The first time I had the prison dream after moving in with my parents, Nell said I screamed so loudly that she felt her chest rattle, a whole room away.
She’d grabbed the first thing she could find—the rabbit ears antenna from the box TV in their room—and held it up like a weapon as she charged into my room. Mike, her husband, was just a couple of steps behind her and weaponless, but at six foot two, ex-military, and filled with what would easily be recognized today as a shit-ton of seventies tough-guy swag, he didn’t really need one.
“What’s wrong?” Nell asked breathlessly as she flipped on the light and raced closer to the bed, her eyes alert, even though sleep lines covered her face. She scanned the room and then looked down at me. “Steven? Are you okay?”
It took a few moments for me to leave the dusty prison floor and make my way back to the room Nell and Mike had put together for me in their small, two-bedroom bungalow in southern Wisconsin.
“I’m sorry,” I said, the horror of what had happened sinking in, and I remember thinking that I was stupid for upsetting them this early in our relationship. I was nine years old, and it was my third stop in the Douglas County Foster System. I was old enough to know that forever wasn’t a guarantee and young enough to keep trying anyway. “I had a bad dream. I’m really sorry I woke you up. You can go back to bed now.”
I remember the look of confusion on Nell’s face as she put the antenna down and sat on the side of the bed. She grabbed a tissue off my nightstand and dabbed at my forehead before touching the sheets around my belly.
“You’re soaking wet,” she said, looking back at Mike, who was still walking slowly around the room, his shoulders tense and jaw clenched. He was wearing bright-red flannel pajamas that Nell had bought him for Valentine’s D
ay, but he still didn’t look like someone you should mess with. He walked over to the closet and opened it, peering inside.
“You don’t have to apologize for having a bad dream,” Nell said.
I pushed myself up in the bed so that I was leaning against the headrest. “I know, but you have to go to work in the morning,” I said. “I feel really bad for waking you up.”
Nell bit her lip, and I think she was trying not to cry. She leaned forward and kissed me on my sweaty forehead.
“We’re going to get up and get you something else to wear and change your sheets,” she said. “But first, I need you to make a promise to me. I need you to promise that you’ll never apologize to me again for something like having a bad dream. I know we’re getting to know each other, and it’s going to take us some time, but we have a whole lifetime for that. Forget about what I have to do tomorrow. My most important job is taking care of you, and it’s a job I’d give up almost anything for. Sleep included.”
I didn’t say anything, and she stuck out her hand.
“Promise?” she asked.
I reached out from beneath the covers and grabbed it, my small, damp hand engulfed by hers. I nodded.
When Rose, my foster care coordinator, first took me to meet Nell and Mike, I was torn between wanting to keep my expectations low and hoping that maybe, just maybe, I’d made it home. When I first saw Nell, sobbing like a madwoman because she was so happy to meet me, I’d let myself think it was possible, just a little.

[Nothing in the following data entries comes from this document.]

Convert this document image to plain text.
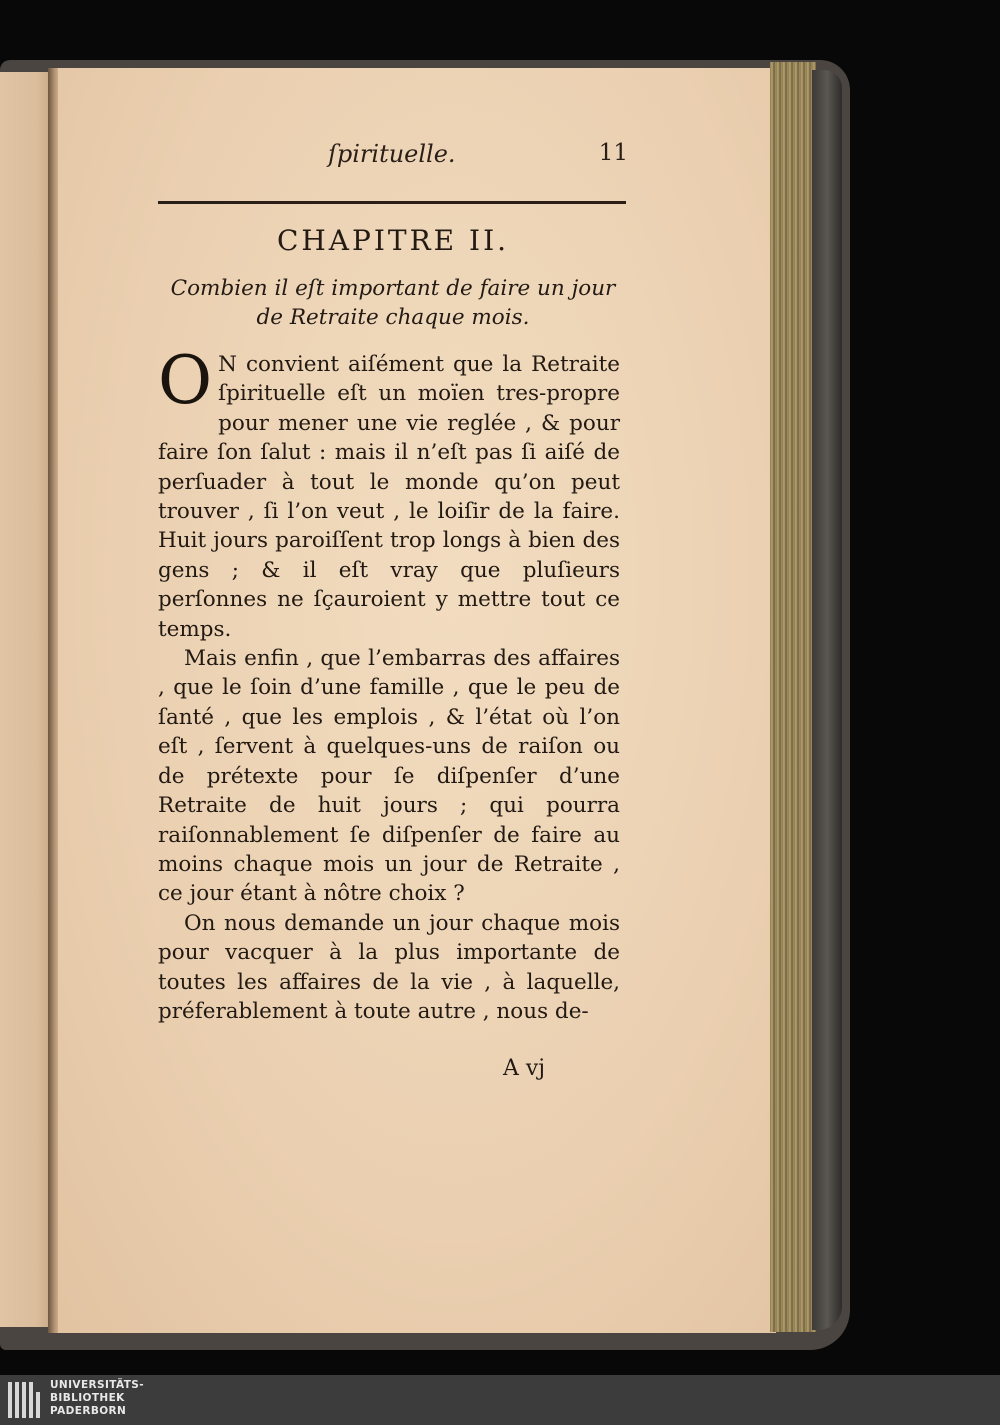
ſpirituelle.	11
CHAPITRE II.
Combien il eſt important de faire un jour de Retraite chaque mois.

O N convient aiſément que la Retraite ſpirituelle eſt un moïen tres-propre pour mener une vie reglée , & pour faire ſon ſalut : mais il n’eſt pas ſi aiſé de perſuader à tout le monde qu’on peut trouver , ſi l’on veut , le loiſir de la faire. Huit jours paroiſſent trop longs à bien des gens ; & il eſt vray que pluſieurs perſonnes ne ſçauroient y mettre tout ce temps.

Mais enfin , que l’embarras des affaires , que le ſoin d’une famille , que le peu de ſanté , que les emplois , & l’état où l’on eſt , ſervent à quelques-uns de raiſon ou de prétexte pour ſe diſpenſer d’une Retraite de huit jours ; qui pourra raiſonnablement ſe diſpenſer de faire au moins chaque mois un jour de Retraite , ce jour étant à nôtre choix ?

On nous demande un jour chaque mois pour vacquer à la plus importante de toutes les affaires de la vie , à laquelle, préferablement à toute autre , nous de-

A vj
UNIVERSITÄTS-
BIBLIOTHEK
PADERBORN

The next time I had the dream, they were both there again—Nell, petite and sleepy with her hair wrapped up under the bandana she wore at night, and Mike, huge and stocky, wearing both his bright-red pajamas and his determined scowl. They were there the third time and the fourth time and the fifth time, too.
There wasn’t a hint of annoyance, no shared looks, no “what the fuck did we do” under their breath. Nell no longer brought a weapon, but she still looked concerned, and Mike still checked the closet every time, though I think he did that mostly for my benefit.
About a month after I moved in, an entire week went by without any nightmares.